A Fazenda Taquaral está localizada na Microrregião de Araxá e conta com uma área de 480 hectares, com 19 funcionários ao todo. Apesar do investimento em queijos ser recente, o negócio já caminha a todo vapor. São cerca de 11 mil litros de leite produzidos por dia, transformados em 200 kg da comida. Apesar do já avançado nível de produção, Ana Helena enfatiza que ainda há muito trabalho a ser realizado.
"A gente está nessa estrutura desde dezembro do ano passado. Tem muita coisa para ser feita. O bezerreiro ainda está em construção, então essa instalação é relativamente nova. Ela é toda reutilizada, isso era uma antiga fábrica, eles desmontaram e compraram leilão, então aqui tem uma pegada muito importante de reuso de materiais."

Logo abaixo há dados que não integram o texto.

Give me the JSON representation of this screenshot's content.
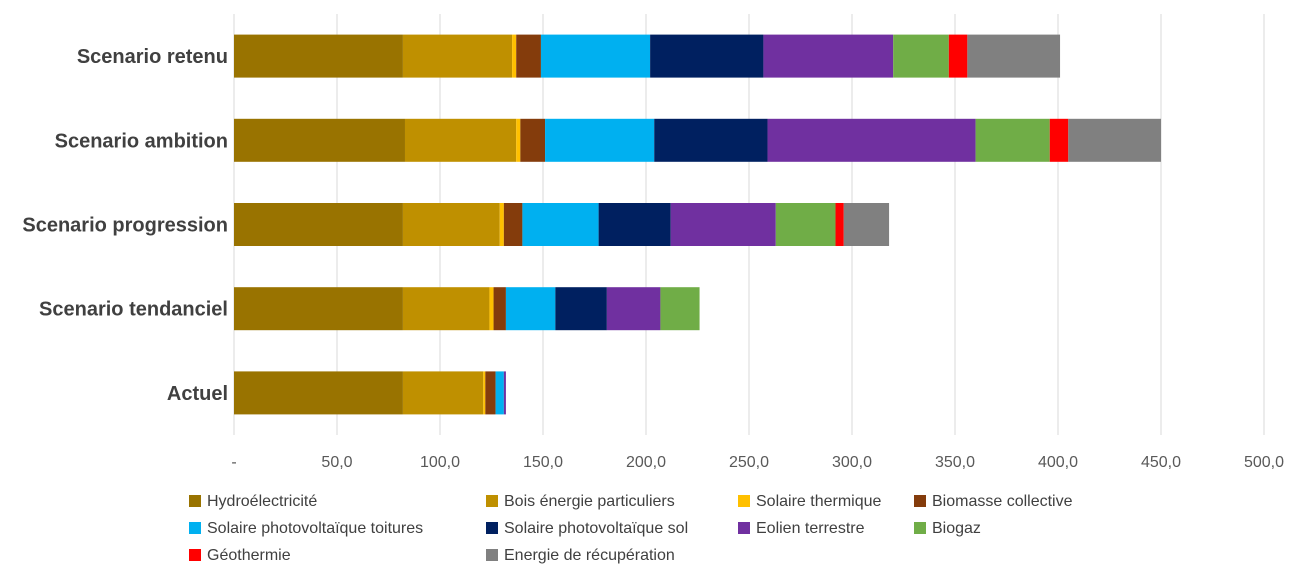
{
  "chart_data": {
    "type": "bar",
    "orientation": "horizontal",
    "stacked": true,
    "title": "",
    "xlabel": "",
    "ylabel": "",
    "xlim": [
      0,
      500
    ],
    "grid": "vertical",
    "legend_position": "bottom",
    "x_tick_labels": [
      "-",
      "50,0",
      "100,0",
      "150,0",
      "200,0",
      "250,0",
      "300,0",
      "350,0",
      "400,0",
      "450,0",
      "500,0"
    ],
    "categories": [
      "Scenario retenu",
      "Scenario ambition",
      "Scenario progression",
      "Scenario tendanciel",
      "Actuel"
    ],
    "series": [
      {
        "name": "Hydroélectricité",
        "color": "#997300",
        "values": [
          82,
          83,
          82,
          82,
          82
        ]
      },
      {
        "name": "Bois énergie particuliers",
        "color": "#bf9000",
        "values": [
          53,
          54,
          47,
          42,
          39
        ]
      },
      {
        "name": "Solaire thermique",
        "color": "#ffc000",
        "values": [
          2,
          2,
          2,
          2,
          1
        ]
      },
      {
        "name": "Biomasse collective",
        "color": "#843c0c",
        "values": [
          12,
          12,
          9,
          6,
          5
        ]
      },
      {
        "name": "Solaire photovoltaïque toitures",
        "color": "#00b0f0",
        "values": [
          53,
          53,
          37,
          24,
          4
        ]
      },
      {
        "name": "Solaire photovoltaïque sol",
        "color": "#002060",
        "values": [
          55,
          55,
          35,
          25,
          0
        ]
      },
      {
        "name": "Eolien terrestre",
        "color": "#7030a0",
        "values": [
          63,
          101,
          51,
          26,
          1
        ]
      },
      {
        "name": "Biogaz",
        "color": "#70ad47",
        "values": [
          27,
          36,
          29,
          19,
          0
        ]
      },
      {
        "name": "Géothermie",
        "color": "#ff0000",
        "values": [
          9,
          9,
          4,
          0,
          0
        ]
      },
      {
        "name": "Energie de récupération",
        "color": "#808080",
        "values": [
          45,
          45,
          22,
          0,
          0
        ]
      }
    ]
  }
}
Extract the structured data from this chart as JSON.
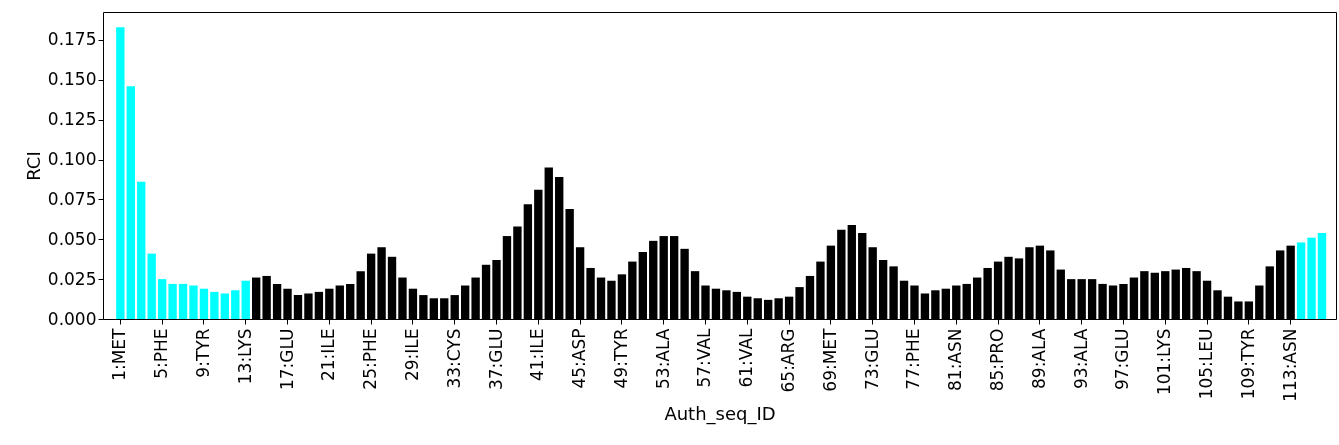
{
  "chart_data": {
    "type": "bar",
    "xlabel": "Auth_seq_ID",
    "ylabel": "RCI",
    "categories": [
      "1:MET",
      null,
      null,
      null,
      "5:PHE",
      null,
      null,
      null,
      "9:TYR",
      null,
      null,
      null,
      "13:LYS",
      null,
      null,
      null,
      "17:GLU",
      null,
      null,
      null,
      "21:ILE",
      null,
      null,
      null,
      "25:PHE",
      null,
      null,
      null,
      "29:ILE",
      null,
      null,
      null,
      "33:CYS",
      null,
      null,
      null,
      "37:GLU",
      null,
      null,
      null,
      "41:ILE",
      null,
      null,
      null,
      "45:ASP",
      null,
      null,
      null,
      "49:TYR",
      null,
      null,
      null,
      "53:ALA",
      null,
      null,
      null,
      "57:VAL",
      null,
      null,
      null,
      "61:VAL",
      null,
      null,
      null,
      "65:ARG",
      null,
      null,
      null,
      "69:MET",
      null,
      null,
      null,
      "73:GLU",
      null,
      null,
      null,
      "77:PHE",
      null,
      null,
      null,
      "81:ASN",
      null,
      null,
      null,
      "85:PRO",
      null,
      null,
      null,
      "89:ALA",
      null,
      null,
      null,
      "93:ALA",
      null,
      null,
      null,
      "97:GLU",
      null,
      null,
      null,
      "101:LYS",
      null,
      null,
      null,
      "105:LEU",
      null,
      null,
      null,
      "109:TYR",
      null,
      null,
      null,
      "113:ASN",
      null,
      null,
      null
    ],
    "values": [
      0.183,
      0.146,
      0.086,
      0.041,
      0.025,
      0.022,
      0.022,
      0.021,
      0.019,
      0.017,
      0.016,
      0.018,
      0.024,
      0.026,
      0.027,
      0.022,
      0.019,
      0.015,
      0.016,
      0.017,
      0.019,
      0.021,
      0.022,
      0.03,
      0.041,
      0.045,
      0.039,
      0.026,
      0.019,
      0.015,
      0.013,
      0.013,
      0.015,
      0.021,
      0.026,
      0.034,
      0.037,
      0.052,
      0.058,
      0.072,
      0.081,
      0.095,
      0.089,
      0.069,
      0.045,
      0.032,
      0.026,
      0.024,
      0.028,
      0.036,
      0.042,
      0.049,
      0.052,
      0.052,
      0.044,
      0.03,
      0.021,
      0.019,
      0.018,
      0.017,
      0.014,
      0.013,
      0.012,
      0.013,
      0.014,
      0.02,
      0.027,
      0.036,
      0.046,
      0.056,
      0.059,
      0.054,
      0.045,
      0.037,
      0.033,
      0.024,
      0.021,
      0.016,
      0.018,
      0.019,
      0.021,
      0.022,
      0.026,
      0.032,
      0.036,
      0.039,
      0.038,
      0.045,
      0.046,
      0.043,
      0.031,
      0.025,
      0.025,
      0.025,
      0.022,
      0.021,
      0.022,
      0.026,
      0.03,
      0.029,
      0.03,
      0.031,
      0.032,
      0.03,
      0.024,
      0.018,
      0.014,
      0.011,
      0.011,
      0.021,
      0.033,
      0.043,
      0.046,
      0.048,
      0.051,
      0.054
    ],
    "colors": [
      "#00ffff",
      "#00ffff",
      "#00ffff",
      "#00ffff",
      "#00ffff",
      "#00ffff",
      "#00ffff",
      "#00ffff",
      "#00ffff",
      "#00ffff",
      "#00ffff",
      "#00ffff",
      "#00ffff",
      "#000000",
      "#000000",
      "#000000",
      "#000000",
      "#000000",
      "#000000",
      "#000000",
      "#000000",
      "#000000",
      "#000000",
      "#000000",
      "#000000",
      "#000000",
      "#000000",
      "#000000",
      "#000000",
      "#000000",
      "#000000",
      "#000000",
      "#000000",
      "#000000",
      "#000000",
      "#000000",
      "#000000",
      "#000000",
      "#000000",
      "#000000",
      "#000000",
      "#000000",
      "#000000",
      "#000000",
      "#000000",
      "#000000",
      "#000000",
      "#000000",
      "#000000",
      "#000000",
      "#000000",
      "#000000",
      "#000000",
      "#000000",
      "#000000",
      "#000000",
      "#000000",
      "#000000",
      "#000000",
      "#000000",
      "#000000",
      "#000000",
      "#000000",
      "#000000",
      "#000000",
      "#000000",
      "#000000",
      "#000000",
      "#000000",
      "#000000",
      "#000000",
      "#000000",
      "#000000",
      "#000000",
      "#000000",
      "#000000",
      "#000000",
      "#000000",
      "#000000",
      "#000000",
      "#000000",
      "#000000",
      "#000000",
      "#000000",
      "#000000",
      "#000000",
      "#000000",
      "#000000",
      "#000000",
      "#000000",
      "#000000",
      "#000000",
      "#000000",
      "#000000",
      "#000000",
      "#000000",
      "#000000",
      "#000000",
      "#000000",
      "#000000",
      "#000000",
      "#000000",
      "#000000",
      "#000000",
      "#000000",
      "#000000",
      "#000000",
      "#000000",
      "#000000",
      "#000000",
      "#000000",
      "#000000",
      "#000000",
      "#00ffff",
      "#00ffff",
      "#00ffff"
    ],
    "ylim": [
      0,
      0.1925
    ],
    "yticks": [
      {
        "value": 0,
        "label": "0.000"
      },
      {
        "value": 0.025,
        "label": "0.025"
      },
      {
        "value": 0.05,
        "label": "0.050"
      },
      {
        "value": 0.075,
        "label": "0.075"
      },
      {
        "value": 0.1,
        "label": "0.100"
      },
      {
        "value": 0.125,
        "label": "0.125"
      },
      {
        "value": 0.15,
        "label": "0.150"
      },
      {
        "value": 0.175,
        "label": "0.175"
      }
    ],
    "grid": false
  }
}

Ana destacou a felicidade ao receber a notícia do reconhecimento dos Modos de Fazer Queijo Minas e destaca a história do alimento na região. "É uma tradição que vem desde os primeiros colonos. A colonização do Triângulo começou no Desemboque. Os primeiros colonizadores levavam tudo em carro de boi. O queijo entrou nessa região e se espalhou através da região", afirmou, referindo-se a uma vila de cerca de 30 habitantes localizada a 65 km do centro de Sacramento.

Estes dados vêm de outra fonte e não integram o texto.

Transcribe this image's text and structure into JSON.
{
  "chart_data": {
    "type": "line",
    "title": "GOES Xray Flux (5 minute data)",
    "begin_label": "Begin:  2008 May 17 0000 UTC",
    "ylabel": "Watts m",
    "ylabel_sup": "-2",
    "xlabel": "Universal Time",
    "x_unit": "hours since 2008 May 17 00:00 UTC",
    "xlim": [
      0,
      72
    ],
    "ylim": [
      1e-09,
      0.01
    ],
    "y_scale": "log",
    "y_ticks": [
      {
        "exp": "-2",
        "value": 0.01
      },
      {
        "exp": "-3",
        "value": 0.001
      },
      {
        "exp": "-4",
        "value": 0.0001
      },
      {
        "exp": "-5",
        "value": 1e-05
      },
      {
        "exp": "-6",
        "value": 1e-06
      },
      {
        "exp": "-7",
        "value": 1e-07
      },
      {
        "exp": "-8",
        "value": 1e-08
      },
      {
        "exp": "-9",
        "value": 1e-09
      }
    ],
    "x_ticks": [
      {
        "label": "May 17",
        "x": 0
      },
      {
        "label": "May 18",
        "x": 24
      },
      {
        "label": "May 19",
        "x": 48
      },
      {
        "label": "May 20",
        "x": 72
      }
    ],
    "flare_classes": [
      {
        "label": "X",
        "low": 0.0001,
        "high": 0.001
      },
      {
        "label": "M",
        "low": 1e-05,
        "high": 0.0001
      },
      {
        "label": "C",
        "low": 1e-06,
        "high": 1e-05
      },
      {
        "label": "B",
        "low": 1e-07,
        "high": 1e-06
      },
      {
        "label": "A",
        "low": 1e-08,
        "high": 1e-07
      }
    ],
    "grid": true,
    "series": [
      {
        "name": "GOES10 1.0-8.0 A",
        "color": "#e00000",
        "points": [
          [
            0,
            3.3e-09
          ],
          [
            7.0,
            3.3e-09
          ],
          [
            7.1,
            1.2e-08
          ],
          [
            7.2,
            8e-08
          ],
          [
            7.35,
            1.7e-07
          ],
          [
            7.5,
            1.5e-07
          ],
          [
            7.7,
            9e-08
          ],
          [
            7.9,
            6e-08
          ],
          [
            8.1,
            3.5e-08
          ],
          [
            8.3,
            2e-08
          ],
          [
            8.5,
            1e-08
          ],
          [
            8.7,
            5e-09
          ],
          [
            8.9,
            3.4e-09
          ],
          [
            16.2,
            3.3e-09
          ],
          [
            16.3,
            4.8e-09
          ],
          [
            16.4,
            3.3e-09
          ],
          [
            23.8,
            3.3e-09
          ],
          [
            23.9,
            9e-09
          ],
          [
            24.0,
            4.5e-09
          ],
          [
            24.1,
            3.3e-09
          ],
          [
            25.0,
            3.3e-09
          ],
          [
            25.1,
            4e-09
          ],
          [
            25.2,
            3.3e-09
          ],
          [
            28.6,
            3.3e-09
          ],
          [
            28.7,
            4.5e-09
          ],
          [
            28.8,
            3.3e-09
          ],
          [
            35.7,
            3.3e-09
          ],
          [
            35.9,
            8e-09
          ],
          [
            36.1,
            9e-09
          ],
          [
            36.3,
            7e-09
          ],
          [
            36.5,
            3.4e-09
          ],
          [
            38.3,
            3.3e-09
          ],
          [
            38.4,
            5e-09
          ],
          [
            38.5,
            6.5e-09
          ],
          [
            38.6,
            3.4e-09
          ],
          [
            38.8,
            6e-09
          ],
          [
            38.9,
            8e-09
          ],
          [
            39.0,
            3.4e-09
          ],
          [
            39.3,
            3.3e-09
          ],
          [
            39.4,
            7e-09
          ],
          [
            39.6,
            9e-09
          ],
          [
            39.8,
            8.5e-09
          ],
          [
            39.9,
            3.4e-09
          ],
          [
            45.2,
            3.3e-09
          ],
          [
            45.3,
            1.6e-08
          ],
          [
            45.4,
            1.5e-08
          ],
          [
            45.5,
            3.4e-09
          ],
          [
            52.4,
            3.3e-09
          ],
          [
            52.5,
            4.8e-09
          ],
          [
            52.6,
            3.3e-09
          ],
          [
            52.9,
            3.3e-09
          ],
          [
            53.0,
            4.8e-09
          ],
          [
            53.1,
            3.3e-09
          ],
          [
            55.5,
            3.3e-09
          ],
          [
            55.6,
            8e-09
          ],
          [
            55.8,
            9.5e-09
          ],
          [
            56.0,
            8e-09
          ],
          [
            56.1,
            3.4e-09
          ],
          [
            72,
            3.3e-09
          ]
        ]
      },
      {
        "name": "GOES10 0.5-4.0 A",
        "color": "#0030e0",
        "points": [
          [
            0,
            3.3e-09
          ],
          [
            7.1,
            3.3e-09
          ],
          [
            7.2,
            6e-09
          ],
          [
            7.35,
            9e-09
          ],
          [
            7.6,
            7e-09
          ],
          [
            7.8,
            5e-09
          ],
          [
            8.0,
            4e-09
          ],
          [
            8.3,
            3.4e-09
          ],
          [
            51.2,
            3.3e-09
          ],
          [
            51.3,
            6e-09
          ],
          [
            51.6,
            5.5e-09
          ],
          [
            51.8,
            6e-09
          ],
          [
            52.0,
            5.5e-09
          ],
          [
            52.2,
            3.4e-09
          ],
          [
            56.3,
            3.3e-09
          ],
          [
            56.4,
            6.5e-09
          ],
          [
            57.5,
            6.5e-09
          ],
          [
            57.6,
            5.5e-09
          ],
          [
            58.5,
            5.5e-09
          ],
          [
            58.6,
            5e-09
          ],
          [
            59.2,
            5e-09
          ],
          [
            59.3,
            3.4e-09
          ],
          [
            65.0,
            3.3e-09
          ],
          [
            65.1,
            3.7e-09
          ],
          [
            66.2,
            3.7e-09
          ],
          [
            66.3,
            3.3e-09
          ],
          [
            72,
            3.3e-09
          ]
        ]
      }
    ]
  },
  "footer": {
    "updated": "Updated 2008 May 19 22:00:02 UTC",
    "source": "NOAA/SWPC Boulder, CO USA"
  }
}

"O queijo da região de Araxá é mais suave, amanteigado, não é tão picante, mesmo curado. Em um queijo do Serro, você nota a diferença. É mais picante, mais forte", explicou Ana Helena, enfatizando a importância do pingo na diferenciação dos produtos.
Gastronomia em ascensão
Além dos queijos, Minas Gerais é conhecido pelo plantio e consumo de café. Segundo a Confederação da Agricultura e Pecuária (CNA), 29 milhões de sacas da planta foram colhidas no estado em 2023, o equivalente a 53% da produção nacional, e são exportados para mais de 90 destinos pelo mundo.

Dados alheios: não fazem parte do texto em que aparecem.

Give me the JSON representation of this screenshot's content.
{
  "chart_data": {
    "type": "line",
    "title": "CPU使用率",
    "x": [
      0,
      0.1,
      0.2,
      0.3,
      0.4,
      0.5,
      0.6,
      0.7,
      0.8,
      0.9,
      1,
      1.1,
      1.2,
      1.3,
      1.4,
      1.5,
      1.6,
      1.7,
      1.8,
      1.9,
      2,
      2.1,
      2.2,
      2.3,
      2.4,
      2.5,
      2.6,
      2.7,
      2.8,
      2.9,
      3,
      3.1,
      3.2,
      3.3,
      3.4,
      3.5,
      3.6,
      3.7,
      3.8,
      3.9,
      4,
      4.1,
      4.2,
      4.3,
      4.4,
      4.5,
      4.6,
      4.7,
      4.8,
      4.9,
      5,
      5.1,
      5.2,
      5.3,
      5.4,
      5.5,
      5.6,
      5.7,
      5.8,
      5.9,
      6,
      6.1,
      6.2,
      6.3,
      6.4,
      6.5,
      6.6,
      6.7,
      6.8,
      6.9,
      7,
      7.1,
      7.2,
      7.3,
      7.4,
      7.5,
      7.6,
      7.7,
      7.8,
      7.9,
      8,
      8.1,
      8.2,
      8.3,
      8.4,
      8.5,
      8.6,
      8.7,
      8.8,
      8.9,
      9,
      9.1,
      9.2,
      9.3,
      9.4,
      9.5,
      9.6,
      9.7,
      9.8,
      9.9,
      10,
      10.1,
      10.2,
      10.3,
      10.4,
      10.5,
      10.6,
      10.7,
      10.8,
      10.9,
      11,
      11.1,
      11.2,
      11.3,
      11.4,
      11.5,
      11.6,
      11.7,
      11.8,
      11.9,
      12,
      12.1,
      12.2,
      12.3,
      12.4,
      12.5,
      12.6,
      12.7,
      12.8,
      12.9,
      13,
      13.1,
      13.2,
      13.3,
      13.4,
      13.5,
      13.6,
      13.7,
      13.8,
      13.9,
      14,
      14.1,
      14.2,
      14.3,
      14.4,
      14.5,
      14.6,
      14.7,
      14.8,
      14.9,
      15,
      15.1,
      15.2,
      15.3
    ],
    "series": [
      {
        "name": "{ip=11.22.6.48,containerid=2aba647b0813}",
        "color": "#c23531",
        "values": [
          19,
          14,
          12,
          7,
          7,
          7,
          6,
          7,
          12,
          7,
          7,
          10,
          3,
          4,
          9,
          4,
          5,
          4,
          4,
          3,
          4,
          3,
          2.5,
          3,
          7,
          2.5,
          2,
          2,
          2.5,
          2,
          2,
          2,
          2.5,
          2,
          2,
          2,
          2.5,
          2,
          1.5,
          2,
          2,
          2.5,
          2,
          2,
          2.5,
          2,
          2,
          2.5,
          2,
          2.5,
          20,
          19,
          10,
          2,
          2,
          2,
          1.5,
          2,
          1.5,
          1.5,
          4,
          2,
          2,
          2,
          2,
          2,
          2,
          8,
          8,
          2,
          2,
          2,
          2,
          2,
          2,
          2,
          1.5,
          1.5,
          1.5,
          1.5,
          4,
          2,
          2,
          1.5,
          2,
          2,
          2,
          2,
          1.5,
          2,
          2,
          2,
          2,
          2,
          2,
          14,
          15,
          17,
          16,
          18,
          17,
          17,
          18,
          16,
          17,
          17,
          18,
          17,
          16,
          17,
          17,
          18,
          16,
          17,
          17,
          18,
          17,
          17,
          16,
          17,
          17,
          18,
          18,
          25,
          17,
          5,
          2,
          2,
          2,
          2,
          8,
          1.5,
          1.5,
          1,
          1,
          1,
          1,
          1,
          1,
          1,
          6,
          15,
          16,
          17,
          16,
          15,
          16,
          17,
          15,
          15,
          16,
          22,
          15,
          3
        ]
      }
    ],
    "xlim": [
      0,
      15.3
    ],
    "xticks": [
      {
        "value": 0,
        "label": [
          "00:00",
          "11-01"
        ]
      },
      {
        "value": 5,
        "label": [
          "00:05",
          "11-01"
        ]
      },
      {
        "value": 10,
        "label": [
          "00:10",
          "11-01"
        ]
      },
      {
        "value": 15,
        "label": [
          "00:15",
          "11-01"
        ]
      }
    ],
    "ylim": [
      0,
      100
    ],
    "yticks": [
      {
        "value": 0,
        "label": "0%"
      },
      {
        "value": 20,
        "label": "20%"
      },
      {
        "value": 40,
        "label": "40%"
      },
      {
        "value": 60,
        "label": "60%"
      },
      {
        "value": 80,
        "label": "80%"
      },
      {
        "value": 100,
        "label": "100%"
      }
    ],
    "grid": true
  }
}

O cultivo de uvas para fabricação de vinhos finos também tem se expandido no território mineiro. Para 2024, a produção deverá ser de aproximadamente 2,5 mil toneladas, a maior já registrada nos últimos 10 anos, de acordo com levantamento da Empresa de Assistência Técnica e Extensão Rural de Minas Gerais (Emater-MG).
Ambos os produtos são comercializados pela Casa Bruxel, empresa criada por Décio Bruxel em 1976, no município de Presidente Olegário, e transferida para Patos de Minas 10 anos depois. Inicialmente, o foco era nas plantações de café, mas em 2018, por incentivo dos filhos, sócios da companhia, a fabricação de vinhos passou a fazer parte do catálogo.
"Cada safra que se conclui é uma alegria, uma realização para toda a família DB, pois essa é a nossa missão, produzir alimentos. Eu sempre falo que para produzir bem, a terra é o melhor e maior patrimônio. Por isso, nós precisamos amar a terra, e isso que nós fazemos", afirma Décio, destacando os métodos sustentáveis utilizados pela empresa.